THURSDAY, March 28, 2024
nationthailand

Surrogacy law fails to put an end to scandals

Surrogacy law fails to put an end to scandals

SURROGACY scandals still plague Thailand, despite the country having passed a strict law governing assisted reproductive technology |services.

On Thursday, Nithinon Srithaniyanan, 25, was arrested at the Thai - Lao Friendship Bridge checkpoint for allegedly trying to smuggle human semen out of Thailand. 
Records show Nithinon had gone to both Laos and Cambodia several times since last July, raising speculation that the operators of some surrogacy services in Thailand might have tried to keep their businesses going by seeking to evade the new surrogacy law and exploiting legal loopholes in neighbouring countries. 
Health Service Support Department director general Dr Thongchai Keeratihuttayakorn said |yesterday that since Thailand’s Protection of Children Born from the Assisted Reproductive Technologies Act took effect in 2015, not a single person or legal entity had been punished under the law. 
“But we are now investigating the latest |scandal,” Thongchai said. 
As of press time, laboratory tests were still being carried out to determine whether Nithinon was attempting to take human sperm out of Thailand on Thursday.

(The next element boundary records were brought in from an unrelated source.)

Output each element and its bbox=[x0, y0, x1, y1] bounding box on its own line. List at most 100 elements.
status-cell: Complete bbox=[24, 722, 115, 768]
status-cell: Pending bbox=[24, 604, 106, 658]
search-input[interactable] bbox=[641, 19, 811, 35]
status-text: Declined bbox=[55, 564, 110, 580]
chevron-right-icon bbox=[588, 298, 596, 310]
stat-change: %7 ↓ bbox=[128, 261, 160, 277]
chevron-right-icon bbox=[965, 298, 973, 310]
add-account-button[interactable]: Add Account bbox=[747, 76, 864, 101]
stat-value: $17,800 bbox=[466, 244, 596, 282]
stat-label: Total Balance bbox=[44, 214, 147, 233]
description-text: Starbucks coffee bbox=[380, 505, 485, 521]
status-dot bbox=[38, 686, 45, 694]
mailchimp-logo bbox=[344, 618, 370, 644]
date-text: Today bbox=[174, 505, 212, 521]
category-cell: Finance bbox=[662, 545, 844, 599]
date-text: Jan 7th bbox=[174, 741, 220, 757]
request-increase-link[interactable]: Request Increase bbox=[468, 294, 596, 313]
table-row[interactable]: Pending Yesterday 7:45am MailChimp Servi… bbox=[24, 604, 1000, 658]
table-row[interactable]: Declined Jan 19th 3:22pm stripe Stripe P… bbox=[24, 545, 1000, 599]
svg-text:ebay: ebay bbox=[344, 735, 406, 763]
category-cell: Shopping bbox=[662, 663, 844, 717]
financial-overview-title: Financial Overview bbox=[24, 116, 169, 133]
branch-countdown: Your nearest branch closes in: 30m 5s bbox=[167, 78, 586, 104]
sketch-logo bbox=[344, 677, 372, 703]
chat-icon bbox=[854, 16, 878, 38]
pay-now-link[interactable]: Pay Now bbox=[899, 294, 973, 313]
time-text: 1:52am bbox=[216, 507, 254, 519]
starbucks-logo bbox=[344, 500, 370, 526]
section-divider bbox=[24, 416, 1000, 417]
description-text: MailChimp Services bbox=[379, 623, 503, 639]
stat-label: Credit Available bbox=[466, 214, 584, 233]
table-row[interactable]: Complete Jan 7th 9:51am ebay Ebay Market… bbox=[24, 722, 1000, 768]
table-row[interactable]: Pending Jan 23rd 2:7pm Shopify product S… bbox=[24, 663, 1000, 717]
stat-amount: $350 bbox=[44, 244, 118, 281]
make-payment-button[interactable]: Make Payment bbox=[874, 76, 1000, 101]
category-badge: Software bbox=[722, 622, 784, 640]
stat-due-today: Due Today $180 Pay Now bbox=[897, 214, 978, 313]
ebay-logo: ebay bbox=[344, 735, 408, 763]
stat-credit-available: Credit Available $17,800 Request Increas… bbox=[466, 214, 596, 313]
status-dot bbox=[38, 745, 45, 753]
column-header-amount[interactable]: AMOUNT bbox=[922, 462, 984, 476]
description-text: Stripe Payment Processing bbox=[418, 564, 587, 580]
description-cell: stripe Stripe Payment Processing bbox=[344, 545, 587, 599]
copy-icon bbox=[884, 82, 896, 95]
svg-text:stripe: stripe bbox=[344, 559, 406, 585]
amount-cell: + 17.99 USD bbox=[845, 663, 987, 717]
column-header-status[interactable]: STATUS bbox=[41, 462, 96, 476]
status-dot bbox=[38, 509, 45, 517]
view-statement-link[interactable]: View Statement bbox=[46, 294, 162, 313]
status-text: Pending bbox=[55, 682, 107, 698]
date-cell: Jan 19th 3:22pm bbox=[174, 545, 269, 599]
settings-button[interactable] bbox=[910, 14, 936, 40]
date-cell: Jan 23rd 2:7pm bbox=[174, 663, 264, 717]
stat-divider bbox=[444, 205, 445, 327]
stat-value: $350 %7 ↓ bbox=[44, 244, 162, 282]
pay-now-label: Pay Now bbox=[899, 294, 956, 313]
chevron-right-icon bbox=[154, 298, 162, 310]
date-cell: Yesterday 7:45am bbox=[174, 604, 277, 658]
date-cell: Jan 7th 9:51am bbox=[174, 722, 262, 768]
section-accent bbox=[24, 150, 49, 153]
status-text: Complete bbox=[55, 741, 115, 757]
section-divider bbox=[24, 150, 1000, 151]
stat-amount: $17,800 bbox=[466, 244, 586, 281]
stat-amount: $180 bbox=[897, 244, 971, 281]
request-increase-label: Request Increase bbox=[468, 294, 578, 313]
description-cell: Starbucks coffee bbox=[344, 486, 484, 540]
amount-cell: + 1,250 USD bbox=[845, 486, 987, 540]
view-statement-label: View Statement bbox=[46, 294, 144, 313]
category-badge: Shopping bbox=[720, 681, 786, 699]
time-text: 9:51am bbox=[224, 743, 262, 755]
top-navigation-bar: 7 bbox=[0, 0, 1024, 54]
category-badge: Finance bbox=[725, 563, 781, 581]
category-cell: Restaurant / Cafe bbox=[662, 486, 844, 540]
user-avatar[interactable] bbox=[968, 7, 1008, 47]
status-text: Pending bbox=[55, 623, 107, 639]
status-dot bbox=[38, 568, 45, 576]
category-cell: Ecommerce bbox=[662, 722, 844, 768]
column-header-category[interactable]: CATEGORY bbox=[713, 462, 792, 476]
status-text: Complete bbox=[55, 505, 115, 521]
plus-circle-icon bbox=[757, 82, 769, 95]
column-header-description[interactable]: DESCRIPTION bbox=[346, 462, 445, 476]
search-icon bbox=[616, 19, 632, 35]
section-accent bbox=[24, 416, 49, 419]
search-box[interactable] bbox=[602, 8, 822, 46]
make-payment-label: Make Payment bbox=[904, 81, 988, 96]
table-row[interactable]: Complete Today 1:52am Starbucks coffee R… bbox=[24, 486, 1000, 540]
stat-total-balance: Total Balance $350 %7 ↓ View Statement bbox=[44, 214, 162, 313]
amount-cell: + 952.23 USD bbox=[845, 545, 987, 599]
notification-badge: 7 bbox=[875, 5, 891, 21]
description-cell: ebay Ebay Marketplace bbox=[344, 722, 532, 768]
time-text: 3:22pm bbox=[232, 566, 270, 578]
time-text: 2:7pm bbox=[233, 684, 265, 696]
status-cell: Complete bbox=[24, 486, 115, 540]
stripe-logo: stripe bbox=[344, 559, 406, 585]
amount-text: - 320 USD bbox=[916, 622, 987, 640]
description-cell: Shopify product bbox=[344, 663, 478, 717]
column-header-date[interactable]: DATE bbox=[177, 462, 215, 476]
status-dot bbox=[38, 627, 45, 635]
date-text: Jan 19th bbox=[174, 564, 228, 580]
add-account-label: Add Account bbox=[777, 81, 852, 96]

The Bt200,000 fine imposed on Nithinon yesterday was under the customs law. 
According to the Act, or “surrogacy law”, |offenders risk facing both a jail and a fine. 
Doctors and agencies the offer commercial |surrogacy, surrogate mothers, and sperm or ovum or embryo sellers are all punishable under this law, if their cases go to court. 
For example, a surrogate mothers risks facing up to 10 years in jail and/or a fine of up to Bt200,000.
Statistics showed more than 2,000 foreign couples headed to Thailand each year for the services before the law took effect. 
Thai authorities felt an acute need to pass the surrogacy law in 2015 in the wake of major scandals, which caught international attention.

Notorious cases 
In 2014, a Thai surrogate mother came forward after “Baby Gammy” was left behind with her. She said the Australian parents did not want “Baby Gammy” because he had Down’s Syndrome. 
The case caused an uproar and now Thailand’s law bars couples seeking surrogacy services from abandoning their babies. 
Later the same year, a Japanese businessman, Mitsutoki Shigeta, was found to have fathered more than 10 babies via surrogacy services in Bangkok. While the case sounded suspicious, he did not break any law and was granted sole custody of his children. Shigeta said he wanted a large family and hoped his many children would help take care of his business empire.
In 2015, another surrogacy scandal involved a Thai surrogate mother and a gay foreign couple who paid her for bearing one of their babies. 
One of the legally-married spouses had to quit his job and stay in Thailand to fight for the custody of his baby girl, Carmen. 
Last year, he was allowed to take Carmen back to his homeland as the court found Carmen’s biological father was fit to take care of her. 
It is very likely that the surrogate mother violated the agreement with the foreign couple at the last minute because she wanted to keep the baby. 
While Thailand’s surrogacy law hopes to prevent anyone from undergoing similar problems by stating that babies born from surrogacy services are legitimate children of the couple seeking the services, it also bars foreign couples from seeking surrogacy services in the country.